1. creates a Range ( $^i..$^k )
2. joins the values with spaces implicitly ( .comb is a Str method )
3. creates a list of just the zeros ( .comb(/0/) )
4. returns the number of elems in that list ( + )

Usage:

my &zero-count = {…}

for (10,10), (0,27), (100,200), (0,500), (0,100000) {
  say zero-count |@_
}

1
3
22
92
38895

Mathematica, 39 bytes, 27.3 with bonus

Count[#~Range~#2~IntegerDigits~#3,0,2]&

C# 112 Bytes

int z(int i,int k)=>String.Join("",Enumerable.Range(i,k-i+1)).Count(c=>c=='0')

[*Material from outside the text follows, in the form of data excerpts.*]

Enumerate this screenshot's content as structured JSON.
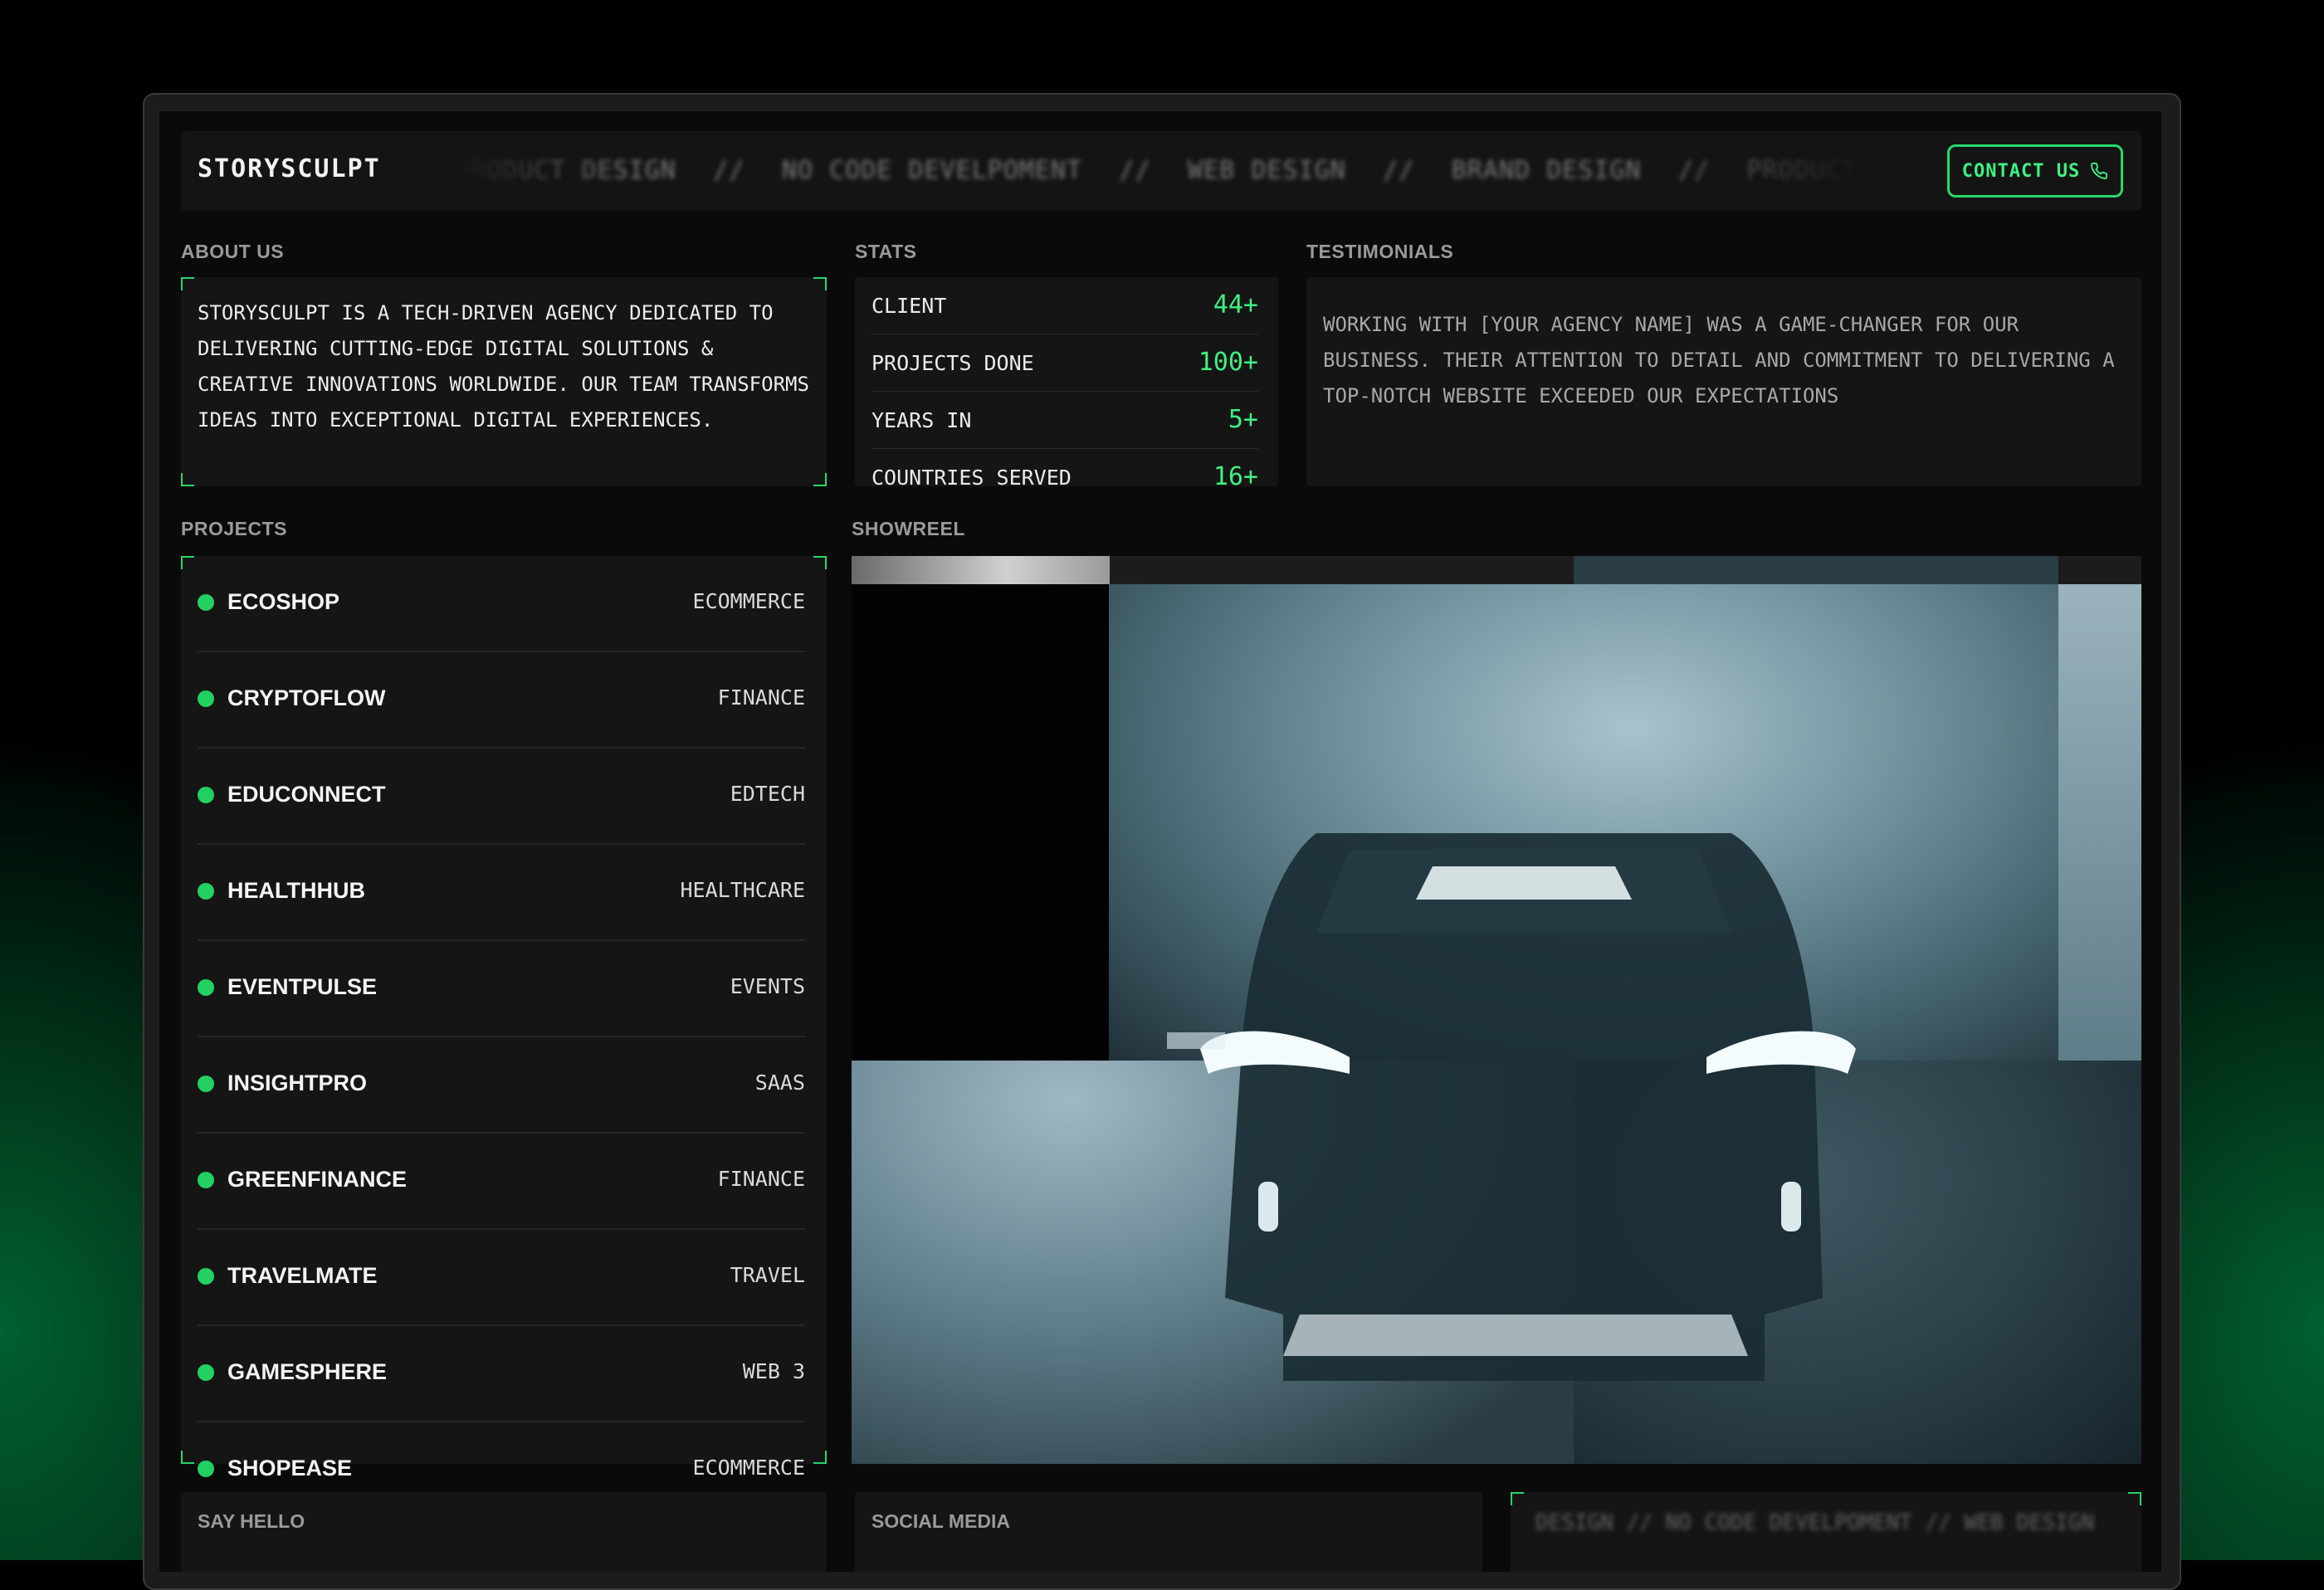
{
  "header": {
    "logo": "STORYSCULPT",
    "marquee": [
      "PRODUCT DESIGN",
      "//",
      "NO CODE DEVELPOMENT",
      "//",
      "WEB DESIGN",
      "//",
      "BRAND DESIGN",
      "//",
      "PRODUCT"
    ],
    "contact_label": "CONTACT US"
  },
  "about": {
    "label": "ABOUT US",
    "text": "STORYSCULPT IS A TECH-DRIVEN AGENCY DEDICATED TO DELIVERING CUTTING-EDGE DIGITAL SOLUTIONS & CREATIVE INNOVATIONS WORLDWIDE. OUR TEAM TRANSFORMS IDEAS INTO EXCEPTIONAL DIGITAL EXPERIENCES."
  },
  "stats": {
    "label": "STATS",
    "items": [
      {
        "label": "CLIENT",
        "value": "44+"
      },
      {
        "label": "PROJECTS DONE",
        "value": "100+"
      },
      {
        "label": "YEARS IN",
        "value": "5+"
      },
      {
        "label": "COUNTRIES SERVED",
        "value": "16+"
      }
    ]
  },
  "testimonials": {
    "label": "TESTIMONIALS",
    "text": "WORKING WITH [YOUR AGENCY NAME] WAS A GAME-CHANGER FOR OUR BUSINESS. THEIR ATTENTION TO DETAIL AND COMMITMENT TO DELIVERING A TOP-NOTCH WEBSITE EXCEEDED OUR EXPECTATIONS"
  },
  "projects": {
    "label": "PROJECTS",
    "items": [
      {
        "name": "ECOSHOP",
        "category": "ECOMMERCE"
      },
      {
        "name": "CRYPTOFLOW",
        "category": "FINANCE"
      },
      {
        "name": "EDUCONNECT",
        "category": "EDTECH"
      },
      {
        "name": "HEALTHHUB",
        "category": "HEALTHCARE"
      },
      {
        "name": "EVENTPULSE",
        "category": "EVENTS"
      },
      {
        "name": "INSIGHTPRO",
        "category": "SAAS"
      },
      {
        "name": "GREENFINANCE",
        "category": "FINANCE"
      },
      {
        "name": "TRAVELMATE",
        "category": "TRAVEL"
      },
      {
        "name": "GAMESPHERE",
        "category": "WEB 3"
      },
      {
        "name": "SHOPEASE",
        "category": "ECOMMERCE"
      }
    ]
  },
  "showreel": {
    "label": "SHOWREEL",
    "progress": 0.2
  },
  "footer": {
    "say_hello_label": "SAY HELLO",
    "social_label": "SOCIAL MEDIA",
    "marquee": "DESIGN // NO CODE DEVELPOMENT // WEB DESIGN"
  },
  "colors": {
    "accent": "#3ef282",
    "dot": "#22d160",
    "panel": "#151515",
    "background": "#0a0a0a"
  }
}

1. Create a string with numbers from the first number up to the last number
2. Count the zero characters in the string

PHP, 84 bytes *.7=58.8 (bases 2 to 36)

for(;($v=$argv)[2]>$a=$v[1]++;)$n+=substr_count(base_convert($a,10,$v[3]),0);echo$n;

or

for(;($v=$argv)[2]>$v[1];)$n+=substr_count(base_convert($v[1]++,10,$v[3]),0);echo$n;

takes decimal input from command line arguments; run with -r.

PowerShell, 56 54 51 48 42 bytes

param($i,$k)(-join($i..$k)-split0).count-1

Takes input, creates a range with $i..$k then -joins that together into a string, followed by a regex -split command that separates the string into an array by slicing at the 0s. We encapsulate that with ().count-1 to measure how many zeros. That's left on the pipeline, and output is implicit.

Saved 6 bytes thanks to @ConnorLSW

Try it online!

Base-handling in PowerShell is limited and doesn't support arbitrary bases, so I'm not going for the bonus.

Java 8, 102 bytes - 30% = 71.4

Why not.

(i,k,b)->{int j=0;for(;i<=k;i++)for(char c:Integer.toString(i,b).toCharArray())if(c==48)j++;return j;}

Without the bonus, 96 bytes (so the bonus actually improves my score!):

(i,k)->{int j=0;for(;i<=k;i++)for(char c:String.valueOf(i).toCharArray())if(c==48)j++;return j;}

This implements the following:

interface Function {
    public int apply(int i, int k, int b);
}

Clojure, 50 49 bytes

#(count(re-seq #"0"(apply str(range %(inc %2)))))

Oh regex is shorter than filtering. Original:

#(count(filter #{\0}(apply str(range %(inc %2)))))

Very basic, uses the set of character \0 to remove others and counts how many were found.